News of the Hmong’s St. Paul civil war did not seem to have reached American refugee specialists. Thirty years after the Vietnam war, the United States is again bringing war-ravaged refugee groups like the Hmong to the United States and giving them a minimum of support. In 2003, Washington began resettling some 13,000 Somali Bantu, the biggest group of African refugees ever admitted. Like the Hmong, the Bantu historically lived a premodern existence in a war-torn country. The United States also has agreed to resettle thousands of non-Bantu Somalis and Sudanese “Lost Boys,” who have come to the United States as unaccompanied minors; and it may, in the future, resettle large numbers of refugees from Iraq. As with the Hmong, Washington often seems unable to recognize that these refugees require more, and different, types of help than someone from China or Eastern Europe. Perhaps predictably, Bantu factions have begun squabbling with one another, and with Somalis. “We’ve already seen problems [in the United States] between the nomadic Somalis and the Somali Bantu,” says Dan Van Lehman, one of the directors of the National Somali Bantu Project at Portland State University, citing fights between nomadic Somalis and Somali Bantu in St. Louis, Buffalo, and parts of Tennessee. And, if Sunnis, Shia, and Kurds all come to the United States from Iraq, one can only imagine what will happen.

On my last day in St. Paul, I meet Vang Pao at the office of one of his associates. Five Hmong men in cheap-looking dark suits and sunglasses sit around him, nodding furiously whenever he seems to be finishing a thought. One aide constantly brings him grainy faxes marked “Urgent” and another aide shows me a photo, from the early ‘80s, of a dinner for local Hmong leaders before the community turned upon itself. “That was the last supper,” the aide says, laughing grimly.

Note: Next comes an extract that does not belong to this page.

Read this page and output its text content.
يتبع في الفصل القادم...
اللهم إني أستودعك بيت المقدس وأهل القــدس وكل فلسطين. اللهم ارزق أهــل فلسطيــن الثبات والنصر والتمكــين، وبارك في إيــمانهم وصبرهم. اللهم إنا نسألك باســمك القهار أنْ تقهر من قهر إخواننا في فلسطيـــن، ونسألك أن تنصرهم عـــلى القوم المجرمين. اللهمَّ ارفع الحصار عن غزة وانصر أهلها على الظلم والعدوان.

Though he occasionally loses his train of thought, Vang Pao still talks like a military general. He dispenses replies in ten-minute speeches and barks out orders to his subordinates, waving a hand covered in gold rings. And, perhaps because of the pressure from rival Hmong leaders, he has since reversed his position on making peace with the Communist government in Laos. “Why doesn’t the U.S. do anything about the Lao Communists?” he says. “The Hmong and me, myself, we were America’s best ally during the Vietnam war.” Clearly, the old fight still gnaws at him. When I ask if he has one wish left in life, he doesn’t think long. “The U.S. has better rifles, better guns than the Communists,” he says. “If they give me the guns, I can conquer Laos in 2007. I still believe I can do it.”

But, amid the bluster, even Vang Pao seems to realize that the biggest battles he faces aren’t overseas anymore, but here at home. Younger Hmong now openly criticize the cult-like leader. When Vang Pao gave a talk to a group of Hmong students, several complained the old warrior understood nothing about the new generation of Hmong-Americans. “I don’t believe the younger generation would like to go back [to Laos],” Vang Pao admits to me.

As the hours stretch on and Vang Pao keeps talking, his despair comes closer to the surface, and he constantly predicts a dire end for his people. “It is dark—misery for the future,” he tells me, staring at the wall. Finally, I give him the chance to place himself in history. “There will be no one else like me” among the Hmong, he says. “These younger leaders, they do for their own kind, their own group. But nationwide, I doubt it—no one like me.”